Mr. Percoco returned to Mr. Cuomo’s staff on Dec. 8, 2014, according to state payroll records. In the week before that, however, he had apparently been a regular presence on the 39th floor again, with records showing he was in the building for three consecutive days, for hours at a time. And on each of those days, the governor had a series of meetings in his office.

Testimony from his former colleagues bears out that Mr. Percoco was often at the Third Avenue office. “I might see him for two or three days in the office and then not see him for a long time, and then he might be there again,” said Linda Lacewell, the governor’s chief of staff, who testified last week.

Circumstantial evidence suggested that Mr. Percoco conducted business while at the Manhattan office; prosecutors presented evidence that from May 1 to Dec. 7, 2014, 837 calls, made over 68 days, were placed from the telephone on the desk that Mr. Percoco used at 633 Third Avenue.

Federal investigators have accused Mr. Percoco of receiving more than $300,000 in bribes in return for official actions on behalf of developers and a power company during his time working for the governor. Mr. Cuomo, a Democrat seeking a third term in the fall, has not been accused of any wrongdoing.

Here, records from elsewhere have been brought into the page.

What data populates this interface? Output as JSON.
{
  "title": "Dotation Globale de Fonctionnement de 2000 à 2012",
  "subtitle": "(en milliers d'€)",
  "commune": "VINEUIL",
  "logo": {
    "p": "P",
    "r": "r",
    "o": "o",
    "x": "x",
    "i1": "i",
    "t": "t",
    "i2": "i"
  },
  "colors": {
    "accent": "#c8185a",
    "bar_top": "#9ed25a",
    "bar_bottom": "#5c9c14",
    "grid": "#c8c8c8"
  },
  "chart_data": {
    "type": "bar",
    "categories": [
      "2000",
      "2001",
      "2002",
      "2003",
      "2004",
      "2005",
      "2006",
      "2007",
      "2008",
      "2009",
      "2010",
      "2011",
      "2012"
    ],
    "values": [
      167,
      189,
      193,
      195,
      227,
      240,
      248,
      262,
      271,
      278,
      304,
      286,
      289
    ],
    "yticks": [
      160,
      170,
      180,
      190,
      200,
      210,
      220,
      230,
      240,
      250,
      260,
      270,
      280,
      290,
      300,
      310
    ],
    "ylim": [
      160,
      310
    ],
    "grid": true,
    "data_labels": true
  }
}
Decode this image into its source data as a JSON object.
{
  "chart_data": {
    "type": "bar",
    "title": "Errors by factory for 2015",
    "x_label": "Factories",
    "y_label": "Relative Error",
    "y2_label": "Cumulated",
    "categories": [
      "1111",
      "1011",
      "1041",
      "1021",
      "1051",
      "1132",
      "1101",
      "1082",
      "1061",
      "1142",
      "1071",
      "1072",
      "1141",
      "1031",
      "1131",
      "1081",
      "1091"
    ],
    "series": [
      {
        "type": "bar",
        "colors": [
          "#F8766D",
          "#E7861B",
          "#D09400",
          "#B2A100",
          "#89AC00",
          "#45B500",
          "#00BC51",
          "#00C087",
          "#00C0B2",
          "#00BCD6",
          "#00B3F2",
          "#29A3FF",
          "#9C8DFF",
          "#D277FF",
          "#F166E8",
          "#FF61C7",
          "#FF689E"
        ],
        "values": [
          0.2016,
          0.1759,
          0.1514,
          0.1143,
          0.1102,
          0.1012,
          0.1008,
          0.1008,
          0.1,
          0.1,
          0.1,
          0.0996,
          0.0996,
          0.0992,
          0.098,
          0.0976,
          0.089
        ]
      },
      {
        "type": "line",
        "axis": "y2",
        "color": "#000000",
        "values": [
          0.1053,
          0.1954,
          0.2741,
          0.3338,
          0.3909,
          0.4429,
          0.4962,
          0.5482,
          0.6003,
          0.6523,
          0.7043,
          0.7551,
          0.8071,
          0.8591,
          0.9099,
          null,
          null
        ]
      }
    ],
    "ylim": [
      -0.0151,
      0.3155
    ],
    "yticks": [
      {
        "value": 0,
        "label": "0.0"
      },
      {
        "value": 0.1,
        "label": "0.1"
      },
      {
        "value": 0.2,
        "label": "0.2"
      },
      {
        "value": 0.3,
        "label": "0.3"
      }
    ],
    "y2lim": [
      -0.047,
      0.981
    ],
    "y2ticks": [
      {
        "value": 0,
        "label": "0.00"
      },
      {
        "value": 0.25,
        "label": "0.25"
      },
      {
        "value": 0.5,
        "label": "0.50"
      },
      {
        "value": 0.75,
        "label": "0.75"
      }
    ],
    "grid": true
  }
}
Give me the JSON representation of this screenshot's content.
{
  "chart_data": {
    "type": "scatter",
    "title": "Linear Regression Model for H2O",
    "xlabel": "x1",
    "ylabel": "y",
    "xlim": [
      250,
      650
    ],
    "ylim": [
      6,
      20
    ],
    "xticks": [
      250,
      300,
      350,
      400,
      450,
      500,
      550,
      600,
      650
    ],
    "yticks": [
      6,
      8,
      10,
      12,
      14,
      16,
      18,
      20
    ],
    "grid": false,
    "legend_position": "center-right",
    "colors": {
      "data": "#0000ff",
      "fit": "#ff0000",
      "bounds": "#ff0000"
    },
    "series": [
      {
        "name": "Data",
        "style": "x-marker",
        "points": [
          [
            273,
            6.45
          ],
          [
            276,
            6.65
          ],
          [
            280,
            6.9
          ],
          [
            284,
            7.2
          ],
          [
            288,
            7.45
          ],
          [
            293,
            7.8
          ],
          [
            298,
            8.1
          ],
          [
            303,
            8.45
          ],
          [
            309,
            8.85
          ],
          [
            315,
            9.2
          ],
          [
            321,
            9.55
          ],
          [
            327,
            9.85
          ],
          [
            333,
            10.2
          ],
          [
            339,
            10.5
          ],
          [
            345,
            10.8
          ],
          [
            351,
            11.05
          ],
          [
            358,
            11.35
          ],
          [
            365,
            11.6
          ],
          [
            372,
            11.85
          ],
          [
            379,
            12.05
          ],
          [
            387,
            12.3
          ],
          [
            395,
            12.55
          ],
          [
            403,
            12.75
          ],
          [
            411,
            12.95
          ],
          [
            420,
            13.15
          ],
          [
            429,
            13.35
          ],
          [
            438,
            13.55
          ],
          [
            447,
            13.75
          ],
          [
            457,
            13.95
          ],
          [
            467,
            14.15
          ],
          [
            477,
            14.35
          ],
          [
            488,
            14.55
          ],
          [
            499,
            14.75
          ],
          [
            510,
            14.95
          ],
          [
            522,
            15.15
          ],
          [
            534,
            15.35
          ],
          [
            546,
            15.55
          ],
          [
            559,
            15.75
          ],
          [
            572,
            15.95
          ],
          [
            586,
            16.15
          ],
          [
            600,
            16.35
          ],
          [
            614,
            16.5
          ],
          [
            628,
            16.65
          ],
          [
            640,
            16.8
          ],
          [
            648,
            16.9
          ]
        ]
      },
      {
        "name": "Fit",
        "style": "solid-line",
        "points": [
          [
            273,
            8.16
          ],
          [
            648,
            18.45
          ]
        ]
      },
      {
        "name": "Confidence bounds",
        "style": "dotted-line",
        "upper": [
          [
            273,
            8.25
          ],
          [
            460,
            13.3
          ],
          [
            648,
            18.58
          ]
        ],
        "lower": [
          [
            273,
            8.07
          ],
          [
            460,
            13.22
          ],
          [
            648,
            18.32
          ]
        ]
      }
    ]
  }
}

The governor’s office has not commented on the Percoco trial, which is to start again on Monday in Federal District Court in Manhattan with the expected testimony of Todd R. Howe, a former aide of Mr. Cuomo’s and a friend of Mr. Percoco’s. Mr. Howe, who has pleaded guilty to corruption charges, is testifying for the prosecution.

Mr. Cuomo’s office has not commented on the case, and declined again to do so on Friday.